Bristol Old Vic today announced three of the five titles that will be streamed on YouTube as part of the Bristol Arts Channel, a lockdown lifeline for audiences missing the buzz and community of Bristol’s brilliant arts scene. The Bristol Arts Channel will unveil its pilot programme next week, bringing together venues and artists from across the city to create moments of online togetherness in May and June. Founding partners include Bristol Old Vic, Watershed, Colston Hall, St Pauls Carnival, Trinity, Spike Island, St George’s Bristol, MAYK, Arnolfini, Paraorchestra & Friends and Bristol Museums with support from Bristol & Bath Creative R&D and The Space. More details on how artists and audiences can get involved will also be shared.
The programme will include streamed performances, live and archived, interactive events, carnivalesque experiments, online galleries and mini-festivals, all curated by Bristol’s cultural organisations to give audiences the pleasure and thrill of going out from the comfort of their own home. Curtain-raiser events include Colston Hall’s live-streamed music festival Bristol Takeover Online on Sat 23 May and Complicité‘s ground-breaking show The Encounter.
Bristol Old Vic’s season will form a part of Bristol Old Vic’s At Home offer, launched in April and designed to maintain the theatre’s close connection to its audiences, artists and city.
Bristol Old Vic’s pilot season will include Messiah, A Monster Calls and The Grinning Man, with two more titles announced shortly. Each production will preview on Friday evenings at 7pm and will be available through Bristol Old Vic’s website free of charge for a week.
Performances will feature additional material in order to make the experience closer to ‘going out’ while actually being at home.
Tom Morris said today, “Watching theatre on your screen at home is not the same as experiencing a play in a beautiful auditorium with hundreds of others. That is why our ambition for this pilot season is not only to make some of Bristol’s most-loved plays accessible to a wider audience, but also to give people a little taste of the magic they may experience when they step into our theatre on King Street, from arriving at the bar to taking your seat as the lights go down. It’s that transformational feeling of surprise and delight that we want to share and celebrate.”
From Fri 29 May, Bristol Old Vic will present the cinema capture of its critically acclaimed 2017 production of Handel’s Messiah. The dramatised production was staged by Bristol Old Vic’s Tony Award-winning Artistic Director Tom Morris, with design by Anna Orton (King Lear, Extraordinary Wall of Silence). It features internationally renowned soloists Catherine Wyn Rogers and Julia Doyle, The Erebus Ensemble (Songs of Hope) and Europe’s most celebrated Baroque orchestra, The English Concert, under the revered baton of Conductor Harry Bicket. Jamie Beddard (The Elephant Man) performs the central non-speaking role of The Beloved.
On Fri 7 Jun, Bristol Old Vic will co-present the Olivier Award-winning Old Vic production of A Monster Calls, created in association with Bristol Old Vic, Jonathan Church Productions and Global Creatures. Based on the bestselling novel by Patrick Ness and inspired by an original idea from Siobhan Dowd, the stage adaptation directed by Sally Cookson (Jane Eyre, Peter Pan) was captured featuring the original cast on camera at the Old Vic in August 2018. The play centres on thirteen-year-old Conor who is visited by a monster who has come to tell him tales from when it walked before, offering a dazzling insight into love, life and healing.

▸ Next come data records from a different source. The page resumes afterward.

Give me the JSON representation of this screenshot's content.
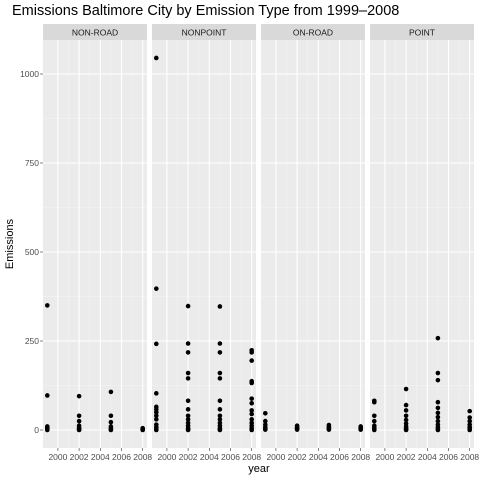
{
  "chart_data": {
    "type": "scatter",
    "title": "Emissions Baltimore City by Emission Type from 1999–2008",
    "xlabel": "year",
    "ylabel": "Emissions",
    "x_ticks": [
      2000,
      2002,
      2004,
      2006,
      2008
    ],
    "x_tick_labels": [
      "2000",
      "2002",
      "2004",
      "2006",
      "2008"
    ],
    "y_ticks": [
      0,
      250,
      500,
      750,
      1000
    ],
    "y_tick_labels": [
      "0",
      "250",
      "500",
      "750",
      "1000"
    ],
    "xlim": [
      1999,
      2008
    ],
    "ylim": [
      0,
      1045
    ],
    "grid": true,
    "facets": [
      {
        "label": "NON-ROAD",
        "points": [
          [
            1999,
            350
          ],
          [
            1999,
            97
          ],
          [
            1999,
            10
          ],
          [
            1999,
            6
          ],
          [
            1999,
            3
          ],
          [
            1999,
            1
          ],
          [
            1999,
            0
          ],
          [
            2002,
            95
          ],
          [
            2002,
            40
          ],
          [
            2002,
            25
          ],
          [
            2002,
            12
          ],
          [
            2002,
            6
          ],
          [
            2002,
            3
          ],
          [
            2002,
            1
          ],
          [
            2002,
            0
          ],
          [
            2005,
            107
          ],
          [
            2005,
            40
          ],
          [
            2005,
            22
          ],
          [
            2005,
            10
          ],
          [
            2005,
            5
          ],
          [
            2005,
            2
          ],
          [
            2005,
            0
          ],
          [
            2008,
            5
          ],
          [
            2008,
            3
          ],
          [
            2008,
            2
          ],
          [
            2008,
            1
          ],
          [
            2008,
            0
          ]
        ]
      },
      {
        "label": "NONPOINT",
        "points": [
          [
            1999,
            1045
          ],
          [
            1999,
            397
          ],
          [
            1999,
            242
          ],
          [
            1999,
            103
          ],
          [
            1999,
            65
          ],
          [
            1999,
            58
          ],
          [
            1999,
            50
          ],
          [
            1999,
            40
          ],
          [
            1999,
            30
          ],
          [
            1999,
            15
          ],
          [
            1999,
            8
          ],
          [
            1999,
            3
          ],
          [
            1999,
            0
          ],
          [
            2002,
            348
          ],
          [
            2002,
            243
          ],
          [
            2002,
            218
          ],
          [
            2002,
            160
          ],
          [
            2002,
            145
          ],
          [
            2002,
            82
          ],
          [
            2002,
            58
          ],
          [
            2002,
            40
          ],
          [
            2002,
            30
          ],
          [
            2002,
            20
          ],
          [
            2002,
            12
          ],
          [
            2002,
            5
          ],
          [
            2002,
            2
          ],
          [
            2002,
            0
          ],
          [
            2005,
            347
          ],
          [
            2005,
            243
          ],
          [
            2005,
            218
          ],
          [
            2005,
            160
          ],
          [
            2005,
            145
          ],
          [
            2005,
            82
          ],
          [
            2005,
            58
          ],
          [
            2005,
            40
          ],
          [
            2005,
            30
          ],
          [
            2005,
            20
          ],
          [
            2005,
            12
          ],
          [
            2005,
            5
          ],
          [
            2005,
            2
          ],
          [
            2005,
            0
          ],
          [
            2008,
            224
          ],
          [
            2008,
            218
          ],
          [
            2008,
            195
          ],
          [
            2008,
            137
          ],
          [
            2008,
            132
          ],
          [
            2008,
            88
          ],
          [
            2008,
            75
          ],
          [
            2008,
            55
          ],
          [
            2008,
            45
          ],
          [
            2008,
            30
          ],
          [
            2008,
            20
          ],
          [
            2008,
            12
          ],
          [
            2008,
            5
          ],
          [
            2008,
            0
          ]
        ]
      },
      {
        "label": "ON-ROAD",
        "points": [
          [
            1999,
            47
          ],
          [
            1999,
            25
          ],
          [
            1999,
            15
          ],
          [
            1999,
            8
          ],
          [
            1999,
            4
          ],
          [
            1999,
            1
          ],
          [
            2002,
            12
          ],
          [
            2002,
            8
          ],
          [
            2002,
            5
          ],
          [
            2002,
            3
          ],
          [
            2002,
            1
          ],
          [
            2005,
            14
          ],
          [
            2005,
            9
          ],
          [
            2005,
            6
          ],
          [
            2005,
            3
          ],
          [
            2005,
            1
          ],
          [
            2008,
            10
          ],
          [
            2008,
            6
          ],
          [
            2008,
            4
          ],
          [
            2008,
            2
          ],
          [
            2008,
            1
          ]
        ]
      },
      {
        "label": "POINT",
        "points": [
          [
            1999,
            82
          ],
          [
            1999,
            78
          ],
          [
            1999,
            40
          ],
          [
            1999,
            25
          ],
          [
            1999,
            12
          ],
          [
            1999,
            6
          ],
          [
            1999,
            2
          ],
          [
            1999,
            0
          ],
          [
            2002,
            115
          ],
          [
            2002,
            70
          ],
          [
            2002,
            55
          ],
          [
            2002,
            40
          ],
          [
            2002,
            28
          ],
          [
            2002,
            18
          ],
          [
            2002,
            10
          ],
          [
            2002,
            5
          ],
          [
            2002,
            2
          ],
          [
            2002,
            0
          ],
          [
            2005,
            258
          ],
          [
            2005,
            160
          ],
          [
            2005,
            140
          ],
          [
            2005,
            78
          ],
          [
            2005,
            62
          ],
          [
            2005,
            48
          ],
          [
            2005,
            36
          ],
          [
            2005,
            25
          ],
          [
            2005,
            15
          ],
          [
            2005,
            8
          ],
          [
            2005,
            3
          ],
          [
            2005,
            0
          ],
          [
            2008,
            53
          ],
          [
            2008,
            35
          ],
          [
            2008,
            25
          ],
          [
            2008,
            15
          ],
          [
            2008,
            8
          ],
          [
            2008,
            3
          ],
          [
            2008,
            0
          ]
        ]
      }
    ]
  }
}
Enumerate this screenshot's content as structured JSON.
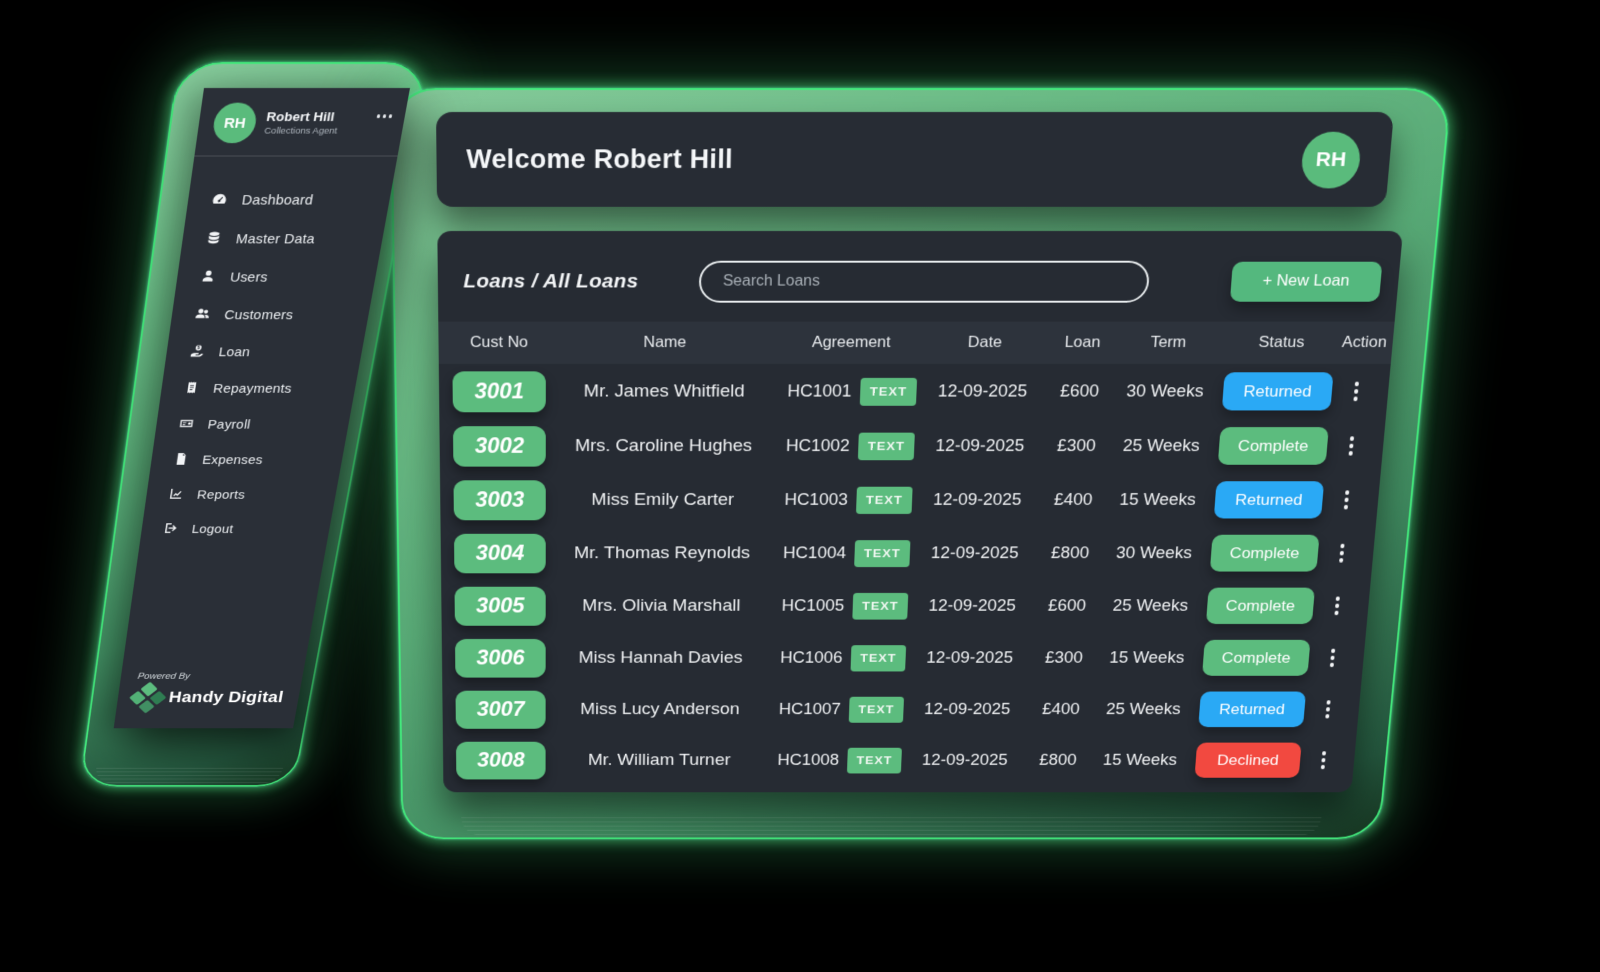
{
  "colors": {
    "accent_green": "#5cbc7e",
    "status_blue": "#2aa9f5",
    "status_red": "#f24940",
    "panel_dark": "#262b33",
    "glow_green": "#43ea7c"
  },
  "sidebar": {
    "profile": {
      "initials": "RH",
      "name": "Robert Hill",
      "role": "Collections Agent"
    },
    "items": [
      {
        "label": "Dashboard",
        "icon": "dashboard-icon"
      },
      {
        "label": "Master Data",
        "icon": "database-icon"
      },
      {
        "label": "Users",
        "icon": "user-icon"
      },
      {
        "label": "Customers",
        "icon": "users-icon"
      },
      {
        "label": "Loan",
        "icon": "hand-coin-icon"
      },
      {
        "label": "Repayments",
        "icon": "receipt-icon"
      },
      {
        "label": "Payroll",
        "icon": "money-check-icon"
      },
      {
        "label": "Expenses",
        "icon": "invoice-icon"
      },
      {
        "label": "Reports",
        "icon": "chart-line-icon"
      },
      {
        "label": "Logout",
        "icon": "logout-icon"
      }
    ],
    "powered_by": "Powered By",
    "brand": "Handy Digital"
  },
  "header": {
    "welcome": "Welcome Robert Hill",
    "avatar_initials": "RH"
  },
  "toolbar": {
    "breadcrumb": "Loans / All Loans",
    "search_placeholder": "Search Loans",
    "new_loan_label": "+ New Loan"
  },
  "table": {
    "columns": [
      "Cust No",
      "Name",
      "Agreement",
      "Date",
      "Loan",
      "Term",
      "Status",
      "Action"
    ],
    "rows": [
      {
        "cust_no": "3001",
        "name": "Mr. James Whitfield",
        "agreement": "HC1001",
        "tag": "TEXT",
        "date": "12-09-2025",
        "loan": "£600",
        "term": "30 Weeks",
        "status": "Returned",
        "status_color": "blue"
      },
      {
        "cust_no": "3002",
        "name": "Mrs. Caroline Hughes",
        "agreement": "HC1002",
        "tag": "TEXT",
        "date": "12-09-2025",
        "loan": "£300",
        "term": "25 Weeks",
        "status": "Complete",
        "status_color": "green"
      },
      {
        "cust_no": "3003",
        "name": "Miss Emily Carter",
        "agreement": "HC1003",
        "tag": "TEXT",
        "date": "12-09-2025",
        "loan": "£400",
        "term": "15 Weeks",
        "status": "Returned",
        "status_color": "blue"
      },
      {
        "cust_no": "3004",
        "name": "Mr. Thomas Reynolds",
        "agreement": "HC1004",
        "tag": "TEXT",
        "date": "12-09-2025",
        "loan": "£800",
        "term": "30 Weeks",
        "status": "Complete",
        "status_color": "green"
      },
      {
        "cust_no": "3005",
        "name": "Mrs. Olivia Marshall",
        "agreement": "HC1005",
        "tag": "TEXT",
        "date": "12-09-2025",
        "loan": "£600",
        "term": "25 Weeks",
        "status": "Complete",
        "status_color": "green"
      },
      {
        "cust_no": "3006",
        "name": "Miss Hannah Davies",
        "agreement": "HC1006",
        "tag": "TEXT",
        "date": "12-09-2025",
        "loan": "£300",
        "term": "15 Weeks",
        "status": "Complete",
        "status_color": "green"
      },
      {
        "cust_no": "3007",
        "name": "Miss Lucy Anderson",
        "agreement": "HC1007",
        "tag": "TEXT",
        "date": "12-09-2025",
        "loan": "£400",
        "term": "25 Weeks",
        "status": "Returned",
        "status_color": "blue"
      },
      {
        "cust_no": "3008",
        "name": "Mr. William Turner",
        "agreement": "HC1008",
        "tag": "TEXT",
        "date": "12-09-2025",
        "loan": "£800",
        "term": "15 Weeks",
        "status": "Declined",
        "status_color": "red"
      }
    ]
  }
}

To finish off its first At Home season, on Fri 26 Jun, Bristol Old Vic will stream the trailblazing musical from Artistic Director Tom Morris, The Grinning Man. Following a triumphant premiere as part of the Theatre’s 250th Anniversary Season, the show went on to play in London’s West End in 2017 where it garnered a cult-following across the globe. Based on Victor Hugo’s The Man Who Laughs, the macabre musical tells the story of Grinpayne, a fairground act with a hideous smile, who is helped by an old man, a lone wolf and a blind girl as he journeys to share his terrible secret with the world. Brought to life by writer Carl Grose (Dead Dog in a Suitcase) and “powered by an outstanding score” (The Sunday Times) from Tim Phillips and Marc Teitler, the production features puppetry from Gyre & Gimble, the original puppeteers of War Horse. Bristol Old Vic hopes that this blackly comic conclusion to the season will prove that laughter really is the best medicine.
In the interim, ahead of the premiere of Messiah, Bristol Old Vic will be broadcasting Complicité’s The Encounter, a solo performance by Simon McBurney which was last seen on the Bristol Old Vic stage in 2017. Inspired by National Geographic photographer Loren McIntyre, who, in 1969, became lost in a remote part of the Brazilian rainforest, The Encouter incorporates ground-breaking binaural sound design to question our perceptions of time and our own consciousness. Audiences will be able to tune into the performance from Fri 15 May at 7pm from the Bristol Old Vic website.